Derrière toute histoire de succès, tout un travail d’équipe est effectué. Les intervenants, les conseillers, le personnel en maison transition qui œuvrent quotidiennement et tout le réseau d’un résident participent à sa réussite. « Pour moi une des clés de la réussite de réhabilitation d’une personne judiciarisée, c’est bien le travail d’équipe.  Ce n’est pas seulement le travail du conseiller ou de la conseillère qui s’occupe de son dossier. », soutient Jean-Phillippe.

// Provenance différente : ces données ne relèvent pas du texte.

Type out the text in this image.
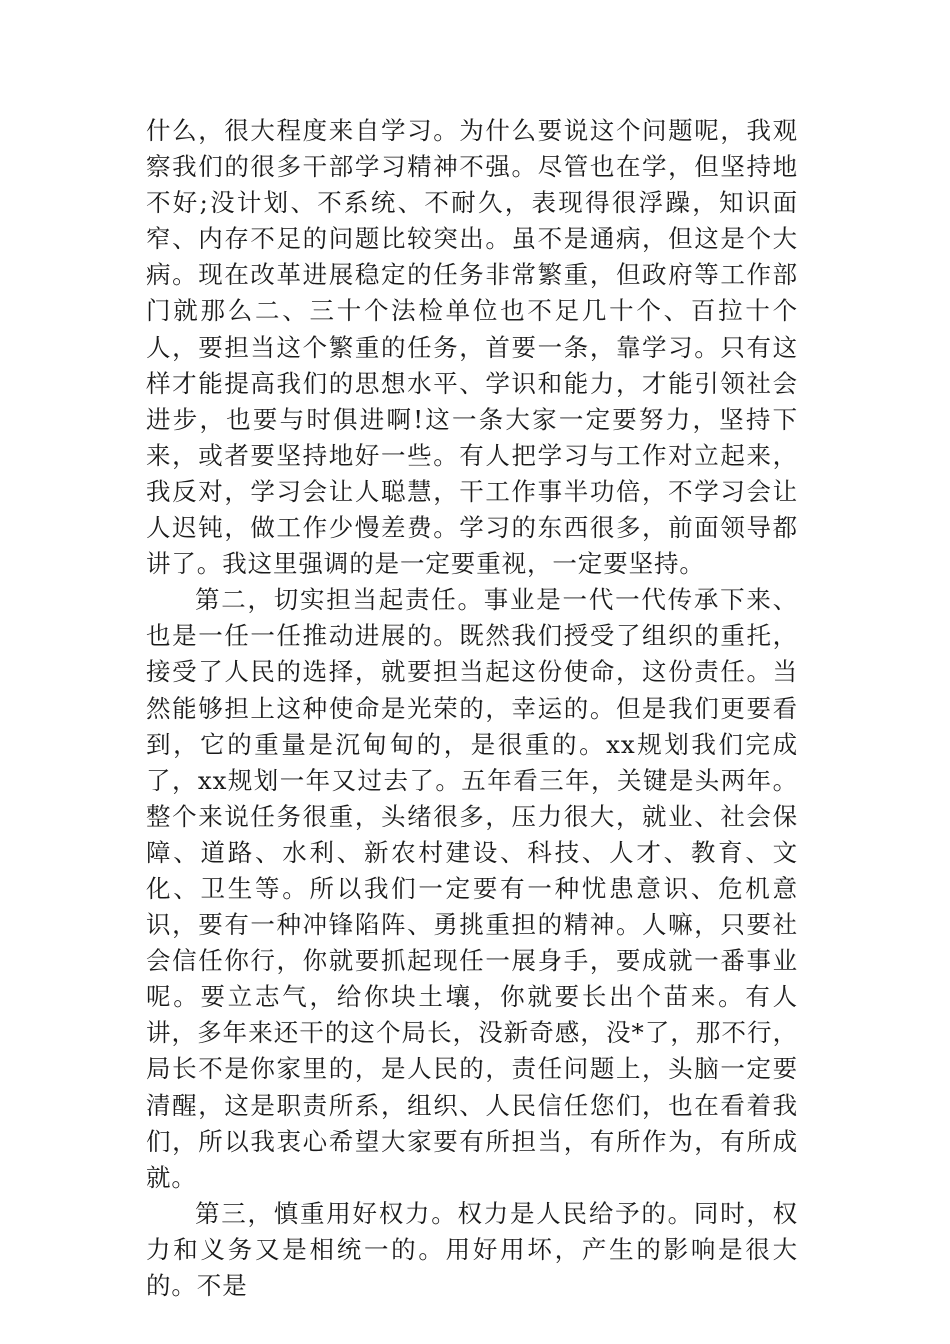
什么，很大程度来自学习。为什么要说这个问题呢，我观察我们的很多干部学习精神不强。尽管也在学，但坚持地不好;没计划、不系统、不耐久，表现得很浮躁，知识面窄、内存不足的问题比较突出。虽不是通病，但这是个大病。现在改革进展稳定的任务非常繁重，但政府等工作部门就那么二、三十个法检单位也不足几十个、百拉十个人，要担当这个繁重的任务，首要一条，靠学习。只有这样才能提高我们的思想水平、学识和能力，才能引领社会进步，也要与时俱进啊!这一条大家一定要努力，坚持下来，或者要坚持地好一些。有人把学习与工作对立起来，我反对，学习会让人聪慧，干工作事半功倍，不学习会让人迟钝，做工作少慢差费。学习的东西很多，前面领导都讲了。我这里强调的是一定要重视，一定要坚持。

第二，切实担当起责任。事业是一代一代传承下来、也是一任一任推动进展的。既然我们授受了组织的重托，接受了人民的选择，就要担当起这份使命，这份责任。当然能够担上这种使命是光荣的，幸运的。但是我们更要看到，它的重量是沉甸甸的，是很重的。xx规划我们完成了，xx规划一年又过去了。五年看三年，关键是头两年。整个来说任务很重，头绪很多，压力很大，就业、社会保障、道路、水利、新农村建设、科技、人才、教育、文化、卫生等。所以我们一定要有一种忧患意识、危机意识，要有一种冲锋陷阵、勇挑重担的精神。人嘛，只要社会信任你行，你就要抓起现任一展身手，要成就一番事业呢。要立志气，给你块土壤，你就要长出个苗来。有人讲，多年来还干的这个局长，没新奇感，没*了，那不行，局长不是你家里的，是人民的，责任问题上，头脑一定要清醒，这是职责所系，组织、人民信任您们，也在看着我们，所以我衷心希望大家要有所担当，有所作为，有所成就。

第三，慎重用好权力。权力是人民给予的。同时，权力和义务又是相统一的。用好用坏，产生的影响是很大的。不是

Par ailleurs, il faut que la personne judiciarisée puisse avoir un espace sécuritaire pour favoriser sa réhabilitation et cela passe notamment par les besoins de base (logement et nourriture) qu’offrent les maisons de transitions. 

 

 Se sentir humain à nouveau

La maison L’issue de Transition centre-sud offre divers programmes à ses usagers dont un spécialisé en violence conjugale. Ce programme comprend des ateliers  préthérapeutique de sensibilisation pour les préparer à leur thérapie de violence conjugale. Divisés en groupe de 7 à 9 personnes, les usagers sont accompagnés d’un animateur avec qui ils travaillent sur eux-mêmes, entre autres en partageant leurs expériences et leurs vécus. Jean-Philippe y fait la rencontre d’un participant aux ateliers.  À sa sortie de prison, il ne lui restait plus rien ni personne, car du jour au lendemain, il avait tout perdu : sa femme, ses enfants et son emploi. C’est dans ce contexte-là que la maison de transition lui servit de tampon. En effet, ces ateliers se sont avérés être un tournant dans la vie de ce résident. L’accueil, le respect et le soutien qu’il reçoit à son arrivée en hébergement lui redonnent le sentiment de se sentir humain depuis son arrestation.  Son passage en maison de transition lui offre l’occasion de se pardonner. Alors qu’il avait des idées suicidaires et était dépressif, au fil des mois, il finit par se redonner une chance et tourner la page pour avancer.

 

 Comment sensibiliser les citoyens

 

Malgré plusieurs exemples de réhabilitations réussies, Jean-Philippe soutient que ce n’est pas la cause la plus populaire auprès des citoyens. En effet, on a davantage tendance à soutenir les causes qui touchent les personnes âgées, les personnes handicapées, les enfants malades, la pauvreté, etc. Mais pourtant la réhabilitation sociale des personnes judiciarisées est le meilleur moyen de protéger les communautés à long terme.  Pour conscientiser la population, il propose de créer des rencontres entre personnes contrevenantes et un citoyen pour que chacun puisse réaliser qu’ils ont beaucoup à apprendre et qu’ils ne sont pas très différents l’un de l’autre. La personne judiciarisée a peut-être commis un délit, mais au-delà cela, c’est peut-être aussi un père, un travailleur, un artiste et c’est avant tout et surtout une personne.